I discovered to my dismay many years ago that sometimes people don’t like you only because you are the City Manager. It doesn’t necessarily matter whether you or others at the City have done anything to offend them; some people just don’t like those of us who labor in local government. Many of these people choose to get angry over things that really shouldn’t matter much.
I received a letter a few months ago from someone who purported to be a retired law enforcement officer but didn’t wish to reveal his name. I’m reasonably sure I’ve never met this person or done anything bad to him; yet he felt compelled to make a number of negative comments about me and concluded with a warning that I wouldn’t be working here much longer. The letter, although it appeared to be a literary stretch for its author, fell far short of the creative effort by a disgruntled guy in Oakridge who wrote a brief love note some years back that referred to me as a “pipsqueak bureaucrat” and threatened to “have my guts for garters.”

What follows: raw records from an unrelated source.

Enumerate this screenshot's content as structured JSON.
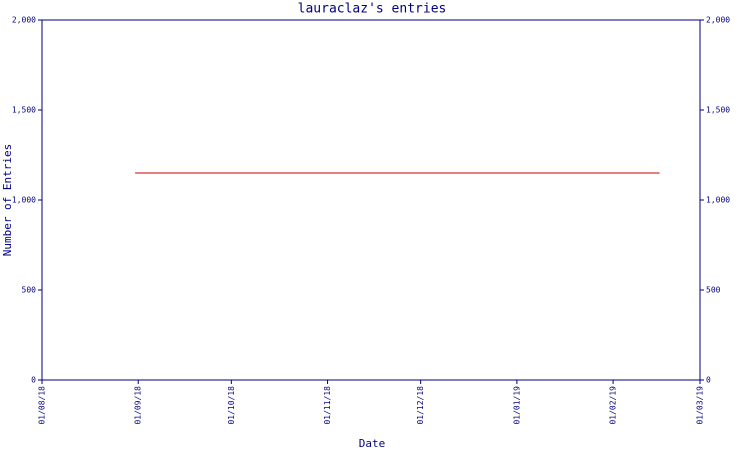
{
  "chart_data": {
    "type": "line",
    "title": "lauraclaz's entries",
    "x_label": "Date",
    "y_label": "Number of Entries",
    "x": [
      "2018-08-31",
      "2019-02-16"
    ],
    "values": [
      1150,
      1150
    ],
    "color": "#cc0000",
    "xlim": [
      "2018-08-01",
      "2019-03-01"
    ],
    "xticks": [
      {
        "value": "2018-08-01",
        "label": "01/08/18"
      },
      {
        "value": "2018-09-01",
        "label": "01/09/18"
      },
      {
        "value": "2018-10-01",
        "label": "01/10/18"
      },
      {
        "value": "2018-11-01",
        "label": "01/11/18"
      },
      {
        "value": "2018-12-01",
        "label": "01/12/18"
      },
      {
        "value": "2019-01-01",
        "label": "01/01/19"
      },
      {
        "value": "2019-02-01",
        "label": "01/02/19"
      },
      {
        "value": "2019-03-01",
        "label": "01/03/19"
      }
    ],
    "ylim": [
      0,
      2000
    ],
    "yticks": [
      0,
      500,
      {
        "value": 1000,
        "label": "1,000"
      },
      {
        "value": 1500,
        "label": "1,500"
      },
      {
        "value": 2000,
        "label": "2,000"
      }
    ],
    "y2lim": [
      0,
      2000
    ],
    "y2ticks": [
      0,
      500,
      {
        "value": 1000,
        "label": "1,000"
      },
      {
        "value": 1500,
        "label": "1,500"
      },
      {
        "value": 2000,
        "label": "2,000"
      }
    ],
    "axis_color": "#000080"
  }
}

Each of us has a dark corner in our soul, or at least I do, that wants to respond in kind to threats, insults, slights, and other forms of endearment. I believe, however, that whatever success I’ve achieved in my personal and professional life is due, in part, to mastering my worst moments and tempering my responses to provocation. My best letters and e-mails to angry citizens are the ones I never sent. I am also thankful for a few trusted colleagues who have patiently listened to what I would have said to some particularly galling individual. I’m sure the opportunity to vent my frustrations with understanding friends has helped save my sanity, if not my career.
Finally, a disturbing truth I stumbled across in my early days as a City Manager is that sometimes the people you dislike the most are right when you are wrong. It does not require genius or emotional stability to uncover mistakes and/or bad information. This fact makes it more important to pay attention to the criticism of your detractors than to praise from friends and admirers. Like most people, I prefer the latter and find it much more satisfying to have my biases confirmed by people I like than it is to have them challenged by folks with personality disorders. Humiliation, however, increases in proportion to the magnitude of your mistake and your dislike of the person who points it out.
My resolve is, therefore, to find something likable in even the most disagreeable critic. At the very least, you can be thankful you are not the other person. You might even learn that the angry person has reason to be so and, with a little respect, can become a friend.